One potential silver lining to the weirdness of 2020 is that Jeff Brohm gets more time to figure out the running game. It’s easy to forget with all the passes flying around the field, but when Brohm’s offense was cooking at Western Kentucky, it had a balanced run game to complement his passing attack. In Brohm’s last season with the Hill Toppers, he gave the ball to running back Anthony Wales 237 times and was rewarded with 1621 yards, 27 touchdowns, and a 6.8 per carry average. Brohm has yet to find his Anthony Wales in West Lafayette, relying on platoon system thus far, but now he’s got time to dig in a figure out which Purdue running back is going to lead the line.

Best case scenario, in my opinion of course, is Murphy winning the job and giving the Boilermakers a true lead back. No offense to the other guys on the roster, but physically speaking, Murphy is on another level. If he can take the reigns in his 1st freshman season and then carry that over to his 2nd freshman season, all the other pieces fall into place. Hewitt give you a 3rd down back, Dorue is a capable backup with the potential to be more, and Horvath can move to his more natural position of H-back and provide Brohm with incredible versatility.

If Murphy doesn’t win the job, things remain a bit muddled. Murphy, Dorue, and Horvath are all power backs and need carries to get into a rhythm. They should be better in the 4th quarter than they are in the 1st quarter, because they’ve been pounding on the linebackers for 3 quarters. A running back platoon prevents any of the 3 from getting into the sort of groove Horvath found against I.U. last year. I don’t think Brohm can keep Murphy off the field, meaning he’s going to be splitting carries with at least Dorue and potentially Horvath as well if he can’t win the job straight up.

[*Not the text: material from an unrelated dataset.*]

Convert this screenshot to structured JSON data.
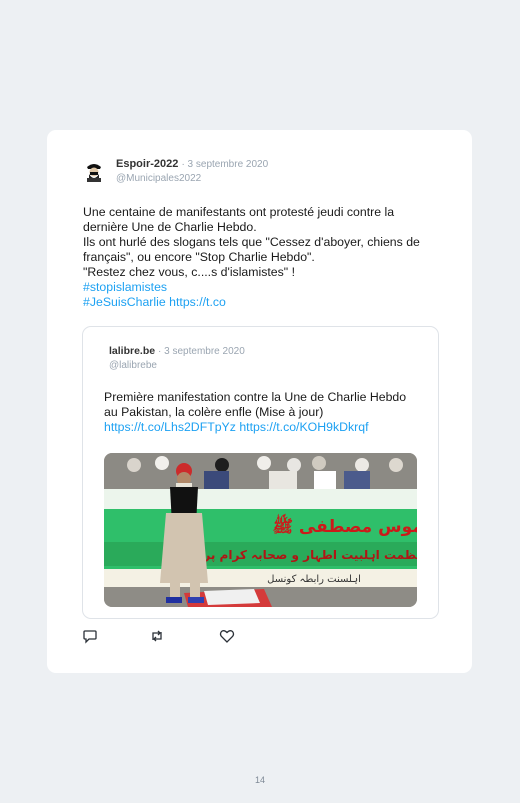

Having a spring, or late fall, or winter, or Smarch, or whatever alternative season is in vogue on social media today, should allow Brohm to get the pecking order sorted out at running back. I want him to give all 3 power backs a full game as lead back in order to decide who he wants to move forward with as a starter. Much like the quarterback position, Brohm will coach to win the games, but I hope he does so with an eye to the future. If he can use the upcoming zombie season to figure out the jumbled mess at quarterback, running back, and offensive line (more on that in the future) the 2nd 2021 season could see Purdue shoot up the Big10 rankings.

The more I exam the Purdue roster, the more I like the overall pieces. Hopefully this weirdness gives Coach Brohm some time to figure out how they all fit together.